Hoy en día podemos ver cómo ha cambiado la crianza, anteriormente era un modelo donde se imponían reglas y había que seguirlas, ahora se busca crear un vínculo más cercano con los niños para brindarles la confianza y seguridad que necesitan para desenvolverse sanamente en el mundo que les rodea.

La crianza actual se ha convertido en un espacio de convivencia y aprendizaje mutuo, donde no sólo los niños aprenden sino también los adultos. Como padres es nuestro deber entender los procesos de crecimiento de los pequeños y que la enseñanza ya no es sólo a través de reglas sino del ejemplo.

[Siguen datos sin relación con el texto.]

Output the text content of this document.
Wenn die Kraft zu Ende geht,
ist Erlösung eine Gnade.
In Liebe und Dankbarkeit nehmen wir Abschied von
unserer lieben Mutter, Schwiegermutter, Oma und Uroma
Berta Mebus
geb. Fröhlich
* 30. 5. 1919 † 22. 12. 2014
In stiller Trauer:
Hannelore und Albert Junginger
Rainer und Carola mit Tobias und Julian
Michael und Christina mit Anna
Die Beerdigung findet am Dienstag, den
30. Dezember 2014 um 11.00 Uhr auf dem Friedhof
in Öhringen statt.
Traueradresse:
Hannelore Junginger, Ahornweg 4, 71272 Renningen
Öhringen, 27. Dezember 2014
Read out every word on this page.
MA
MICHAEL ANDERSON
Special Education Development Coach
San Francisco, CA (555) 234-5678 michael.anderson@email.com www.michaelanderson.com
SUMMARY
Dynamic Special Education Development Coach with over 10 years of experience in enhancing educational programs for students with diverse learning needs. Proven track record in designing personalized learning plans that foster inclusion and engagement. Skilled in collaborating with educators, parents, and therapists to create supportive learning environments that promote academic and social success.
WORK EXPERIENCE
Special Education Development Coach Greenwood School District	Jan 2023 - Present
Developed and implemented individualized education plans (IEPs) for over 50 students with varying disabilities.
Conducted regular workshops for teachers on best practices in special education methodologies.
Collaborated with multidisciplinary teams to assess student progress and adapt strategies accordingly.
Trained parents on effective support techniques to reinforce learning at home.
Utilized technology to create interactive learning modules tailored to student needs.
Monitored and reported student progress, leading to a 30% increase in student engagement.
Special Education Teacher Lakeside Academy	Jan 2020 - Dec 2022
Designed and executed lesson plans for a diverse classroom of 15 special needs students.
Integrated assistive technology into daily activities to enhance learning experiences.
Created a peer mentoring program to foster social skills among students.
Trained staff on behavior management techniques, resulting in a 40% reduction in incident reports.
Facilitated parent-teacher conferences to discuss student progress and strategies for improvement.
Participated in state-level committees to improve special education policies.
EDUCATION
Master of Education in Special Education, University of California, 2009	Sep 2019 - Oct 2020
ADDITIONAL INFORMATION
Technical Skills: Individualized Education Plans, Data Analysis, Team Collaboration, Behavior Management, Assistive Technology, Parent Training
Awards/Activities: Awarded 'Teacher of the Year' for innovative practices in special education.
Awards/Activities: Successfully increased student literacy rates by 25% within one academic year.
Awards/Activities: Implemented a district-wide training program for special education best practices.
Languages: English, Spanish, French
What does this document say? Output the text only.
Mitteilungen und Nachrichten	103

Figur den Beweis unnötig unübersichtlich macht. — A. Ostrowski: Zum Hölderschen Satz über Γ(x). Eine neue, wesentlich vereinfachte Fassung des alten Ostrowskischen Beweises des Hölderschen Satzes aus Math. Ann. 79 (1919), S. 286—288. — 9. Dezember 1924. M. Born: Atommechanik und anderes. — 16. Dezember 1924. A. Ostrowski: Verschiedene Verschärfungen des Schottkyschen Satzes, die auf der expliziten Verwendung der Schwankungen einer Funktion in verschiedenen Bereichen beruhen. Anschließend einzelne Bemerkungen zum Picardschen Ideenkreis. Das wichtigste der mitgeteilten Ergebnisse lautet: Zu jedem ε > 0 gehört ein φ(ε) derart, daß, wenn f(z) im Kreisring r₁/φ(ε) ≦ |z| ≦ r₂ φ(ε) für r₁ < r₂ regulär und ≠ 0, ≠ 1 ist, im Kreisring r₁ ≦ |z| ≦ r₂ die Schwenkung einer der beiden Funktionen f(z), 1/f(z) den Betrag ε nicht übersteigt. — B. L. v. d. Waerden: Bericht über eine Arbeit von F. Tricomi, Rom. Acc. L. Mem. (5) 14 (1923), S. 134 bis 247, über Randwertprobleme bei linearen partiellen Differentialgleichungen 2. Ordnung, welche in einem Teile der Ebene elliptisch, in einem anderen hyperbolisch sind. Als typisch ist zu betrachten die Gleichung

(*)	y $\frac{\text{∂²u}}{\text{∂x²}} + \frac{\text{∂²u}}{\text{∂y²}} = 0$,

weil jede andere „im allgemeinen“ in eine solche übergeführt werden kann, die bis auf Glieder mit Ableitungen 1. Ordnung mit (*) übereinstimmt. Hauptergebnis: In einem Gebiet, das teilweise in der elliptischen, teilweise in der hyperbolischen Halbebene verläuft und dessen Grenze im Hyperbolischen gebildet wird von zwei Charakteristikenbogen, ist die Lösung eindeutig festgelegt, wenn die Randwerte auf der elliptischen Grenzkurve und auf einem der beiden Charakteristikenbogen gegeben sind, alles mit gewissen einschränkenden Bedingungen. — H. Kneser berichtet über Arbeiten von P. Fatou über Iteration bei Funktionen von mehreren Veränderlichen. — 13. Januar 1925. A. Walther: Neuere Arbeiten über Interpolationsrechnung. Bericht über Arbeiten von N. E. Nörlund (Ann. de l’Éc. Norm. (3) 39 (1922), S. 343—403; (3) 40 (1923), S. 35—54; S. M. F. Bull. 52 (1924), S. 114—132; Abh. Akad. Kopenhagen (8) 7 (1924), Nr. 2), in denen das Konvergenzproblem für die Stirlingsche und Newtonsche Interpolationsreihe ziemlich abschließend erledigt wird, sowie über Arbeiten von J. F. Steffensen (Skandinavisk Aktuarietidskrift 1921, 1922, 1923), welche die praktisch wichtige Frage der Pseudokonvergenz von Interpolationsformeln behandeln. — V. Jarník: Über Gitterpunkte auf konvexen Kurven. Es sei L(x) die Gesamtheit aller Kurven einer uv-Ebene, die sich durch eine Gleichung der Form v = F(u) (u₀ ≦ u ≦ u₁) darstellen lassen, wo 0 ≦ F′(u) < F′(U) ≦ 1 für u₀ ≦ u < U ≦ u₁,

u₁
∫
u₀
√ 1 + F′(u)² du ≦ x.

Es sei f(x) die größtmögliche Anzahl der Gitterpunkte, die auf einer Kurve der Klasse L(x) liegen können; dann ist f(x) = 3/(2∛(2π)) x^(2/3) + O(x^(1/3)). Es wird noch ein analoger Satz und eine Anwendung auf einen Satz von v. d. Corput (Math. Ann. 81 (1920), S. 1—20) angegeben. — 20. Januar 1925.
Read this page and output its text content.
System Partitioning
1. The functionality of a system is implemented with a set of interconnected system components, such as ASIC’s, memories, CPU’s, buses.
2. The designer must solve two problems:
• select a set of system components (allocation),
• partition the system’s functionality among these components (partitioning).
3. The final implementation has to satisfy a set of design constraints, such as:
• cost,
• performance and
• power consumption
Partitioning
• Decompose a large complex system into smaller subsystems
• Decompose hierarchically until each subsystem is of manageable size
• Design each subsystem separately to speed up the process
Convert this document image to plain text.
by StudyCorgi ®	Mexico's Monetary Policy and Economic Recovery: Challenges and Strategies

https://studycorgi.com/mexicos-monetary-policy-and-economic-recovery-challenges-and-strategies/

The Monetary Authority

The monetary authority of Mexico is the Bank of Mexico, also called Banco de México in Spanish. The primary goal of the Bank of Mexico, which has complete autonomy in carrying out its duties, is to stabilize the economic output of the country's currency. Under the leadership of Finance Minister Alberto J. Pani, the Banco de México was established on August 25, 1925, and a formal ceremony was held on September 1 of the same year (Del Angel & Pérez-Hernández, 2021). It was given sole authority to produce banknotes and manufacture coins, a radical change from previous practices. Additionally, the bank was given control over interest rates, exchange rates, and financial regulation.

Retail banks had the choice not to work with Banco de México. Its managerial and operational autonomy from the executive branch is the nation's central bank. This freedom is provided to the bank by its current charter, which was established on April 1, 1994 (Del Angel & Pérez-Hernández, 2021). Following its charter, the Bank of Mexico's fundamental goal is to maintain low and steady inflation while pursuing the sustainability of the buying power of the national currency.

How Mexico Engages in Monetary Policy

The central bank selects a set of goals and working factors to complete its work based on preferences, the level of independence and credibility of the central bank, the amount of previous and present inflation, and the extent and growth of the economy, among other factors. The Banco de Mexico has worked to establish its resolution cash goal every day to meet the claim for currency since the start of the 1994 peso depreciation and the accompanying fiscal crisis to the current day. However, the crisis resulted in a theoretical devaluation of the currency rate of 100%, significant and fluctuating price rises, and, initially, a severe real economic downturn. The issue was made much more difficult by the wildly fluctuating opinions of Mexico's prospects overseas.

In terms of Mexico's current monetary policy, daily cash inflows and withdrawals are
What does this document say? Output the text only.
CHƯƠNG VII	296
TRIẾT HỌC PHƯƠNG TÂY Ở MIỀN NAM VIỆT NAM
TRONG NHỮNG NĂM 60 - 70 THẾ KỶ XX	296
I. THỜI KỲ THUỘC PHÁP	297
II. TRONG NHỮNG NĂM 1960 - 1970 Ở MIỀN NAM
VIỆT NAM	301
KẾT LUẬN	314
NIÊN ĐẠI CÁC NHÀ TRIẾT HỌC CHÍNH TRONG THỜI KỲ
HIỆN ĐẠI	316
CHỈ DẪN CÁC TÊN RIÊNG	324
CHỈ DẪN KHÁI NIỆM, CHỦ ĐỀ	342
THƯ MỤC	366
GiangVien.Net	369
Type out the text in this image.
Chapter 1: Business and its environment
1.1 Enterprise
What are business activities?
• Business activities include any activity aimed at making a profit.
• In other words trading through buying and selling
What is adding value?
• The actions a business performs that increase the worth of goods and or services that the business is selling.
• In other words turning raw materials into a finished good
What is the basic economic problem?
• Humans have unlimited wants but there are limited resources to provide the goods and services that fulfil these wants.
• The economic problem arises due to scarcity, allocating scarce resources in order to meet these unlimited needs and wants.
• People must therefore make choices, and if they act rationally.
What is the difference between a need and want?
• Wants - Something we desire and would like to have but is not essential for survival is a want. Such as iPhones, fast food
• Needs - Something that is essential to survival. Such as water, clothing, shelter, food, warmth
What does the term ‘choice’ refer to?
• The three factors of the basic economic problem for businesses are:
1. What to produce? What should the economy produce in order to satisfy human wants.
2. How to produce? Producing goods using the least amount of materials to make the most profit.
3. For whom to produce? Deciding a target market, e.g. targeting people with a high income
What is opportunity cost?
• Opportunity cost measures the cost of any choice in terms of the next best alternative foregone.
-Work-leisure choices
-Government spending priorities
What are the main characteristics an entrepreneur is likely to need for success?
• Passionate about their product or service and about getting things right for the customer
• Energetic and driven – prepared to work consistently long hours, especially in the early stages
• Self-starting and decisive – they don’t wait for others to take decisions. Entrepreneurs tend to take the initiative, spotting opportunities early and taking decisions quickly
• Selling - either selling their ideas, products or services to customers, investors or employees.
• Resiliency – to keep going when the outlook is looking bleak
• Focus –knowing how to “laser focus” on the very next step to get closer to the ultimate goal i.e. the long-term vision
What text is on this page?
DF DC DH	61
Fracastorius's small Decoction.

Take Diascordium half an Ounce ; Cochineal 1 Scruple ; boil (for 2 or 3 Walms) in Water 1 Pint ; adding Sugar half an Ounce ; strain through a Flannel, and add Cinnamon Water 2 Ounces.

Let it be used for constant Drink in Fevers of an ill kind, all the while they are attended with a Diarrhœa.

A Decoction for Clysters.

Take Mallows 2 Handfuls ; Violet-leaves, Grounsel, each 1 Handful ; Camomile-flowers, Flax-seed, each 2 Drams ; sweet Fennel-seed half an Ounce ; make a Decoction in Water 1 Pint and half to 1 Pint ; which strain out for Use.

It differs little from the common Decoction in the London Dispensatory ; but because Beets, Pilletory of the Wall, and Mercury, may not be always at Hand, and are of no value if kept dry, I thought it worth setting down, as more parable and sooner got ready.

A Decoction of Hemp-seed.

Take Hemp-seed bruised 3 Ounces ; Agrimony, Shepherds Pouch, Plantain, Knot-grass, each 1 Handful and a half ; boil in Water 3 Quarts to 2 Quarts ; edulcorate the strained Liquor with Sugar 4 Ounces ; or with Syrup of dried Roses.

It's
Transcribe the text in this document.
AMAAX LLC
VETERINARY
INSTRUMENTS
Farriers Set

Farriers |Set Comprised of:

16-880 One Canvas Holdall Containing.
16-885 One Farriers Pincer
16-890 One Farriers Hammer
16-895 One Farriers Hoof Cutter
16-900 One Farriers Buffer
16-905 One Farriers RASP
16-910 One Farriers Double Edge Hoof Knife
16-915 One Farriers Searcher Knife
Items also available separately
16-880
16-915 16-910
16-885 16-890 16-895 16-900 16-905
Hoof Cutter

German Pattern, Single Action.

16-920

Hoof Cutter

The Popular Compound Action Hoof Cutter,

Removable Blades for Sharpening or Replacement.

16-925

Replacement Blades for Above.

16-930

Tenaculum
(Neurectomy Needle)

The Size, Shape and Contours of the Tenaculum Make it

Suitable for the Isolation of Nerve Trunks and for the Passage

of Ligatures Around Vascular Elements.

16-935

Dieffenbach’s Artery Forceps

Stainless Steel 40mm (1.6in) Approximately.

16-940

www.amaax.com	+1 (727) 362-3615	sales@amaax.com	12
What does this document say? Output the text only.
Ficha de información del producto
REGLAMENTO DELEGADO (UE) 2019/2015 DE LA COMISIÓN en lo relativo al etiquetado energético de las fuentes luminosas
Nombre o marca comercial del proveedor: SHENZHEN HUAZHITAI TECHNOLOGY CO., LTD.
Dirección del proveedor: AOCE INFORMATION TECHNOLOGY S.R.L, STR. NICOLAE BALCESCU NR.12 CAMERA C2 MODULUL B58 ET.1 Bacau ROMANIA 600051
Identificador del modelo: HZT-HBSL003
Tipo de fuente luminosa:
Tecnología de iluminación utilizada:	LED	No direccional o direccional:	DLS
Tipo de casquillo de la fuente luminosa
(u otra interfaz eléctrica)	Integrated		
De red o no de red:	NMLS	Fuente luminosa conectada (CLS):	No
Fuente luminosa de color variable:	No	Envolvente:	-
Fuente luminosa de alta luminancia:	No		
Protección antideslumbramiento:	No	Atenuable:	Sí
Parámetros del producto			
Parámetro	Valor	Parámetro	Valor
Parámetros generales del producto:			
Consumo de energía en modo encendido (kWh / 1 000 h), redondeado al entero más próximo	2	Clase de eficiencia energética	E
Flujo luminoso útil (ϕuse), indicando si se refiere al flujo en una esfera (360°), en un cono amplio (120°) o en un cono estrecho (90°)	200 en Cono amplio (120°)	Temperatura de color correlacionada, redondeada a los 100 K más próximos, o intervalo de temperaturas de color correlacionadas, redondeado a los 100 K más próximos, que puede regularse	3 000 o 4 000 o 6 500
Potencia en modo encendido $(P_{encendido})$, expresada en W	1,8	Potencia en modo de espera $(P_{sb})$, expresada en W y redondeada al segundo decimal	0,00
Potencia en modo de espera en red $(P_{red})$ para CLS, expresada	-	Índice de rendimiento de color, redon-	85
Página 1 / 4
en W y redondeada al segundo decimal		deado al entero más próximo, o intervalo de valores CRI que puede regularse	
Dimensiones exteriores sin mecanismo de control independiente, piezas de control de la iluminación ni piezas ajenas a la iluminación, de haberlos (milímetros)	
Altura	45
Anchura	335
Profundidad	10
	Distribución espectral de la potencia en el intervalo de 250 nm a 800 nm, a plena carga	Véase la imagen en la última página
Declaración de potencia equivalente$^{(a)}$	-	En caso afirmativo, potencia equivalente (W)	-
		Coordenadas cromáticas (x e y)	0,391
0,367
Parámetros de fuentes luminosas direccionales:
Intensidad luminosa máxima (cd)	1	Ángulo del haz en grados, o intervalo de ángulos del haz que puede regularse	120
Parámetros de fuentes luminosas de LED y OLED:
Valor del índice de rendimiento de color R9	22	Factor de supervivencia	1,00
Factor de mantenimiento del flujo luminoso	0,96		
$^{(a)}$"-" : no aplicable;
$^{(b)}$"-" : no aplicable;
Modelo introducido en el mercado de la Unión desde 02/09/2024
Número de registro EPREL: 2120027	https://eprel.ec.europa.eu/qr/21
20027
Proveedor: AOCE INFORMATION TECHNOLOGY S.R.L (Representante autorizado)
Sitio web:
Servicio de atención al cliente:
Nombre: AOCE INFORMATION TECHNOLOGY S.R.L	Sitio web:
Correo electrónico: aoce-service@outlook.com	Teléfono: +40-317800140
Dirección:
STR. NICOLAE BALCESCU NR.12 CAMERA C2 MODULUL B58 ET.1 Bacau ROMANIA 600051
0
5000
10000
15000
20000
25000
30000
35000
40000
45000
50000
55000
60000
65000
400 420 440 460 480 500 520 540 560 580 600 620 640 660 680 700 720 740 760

Tu hijo es tu reflejo, si te ve relacionarte sanamente él hará lo mismo dentro de su contexto; así que podrá:

  • Jugar bien con los demás
  • Identificar si se siente bien o mal en un ambiente
  • Aprender a compartir, colaborar y cooperar
  • Respetar su turno en las actividades
  • Identificar y expresar sus sentimientos
  • Preocuparse por los demás

Si tu pequeño tiende a aislarse o le cuesta integrarse, procura llevarlo a lugares en los que pueda socializar; reúnete con amigos que tengan niños de la edad de tu pequeño, que te vea feliz cuando tengas un reencuentro con una amistad y cuéntale siempre historias acerca de las consecuencias positivas cuando uno respeta la forma de ser de los demás. No olvides que estas pláticas se reforzarán cuando tu peque te vea hacerlo

Tú puedes ayudar que tu hijo sea más feliz y seguro de sí mismo siendo sociable, con esto le asegurarás un futuro con mayores herramientas para comunicarse y triunfar en todos los ámbitos de su vida.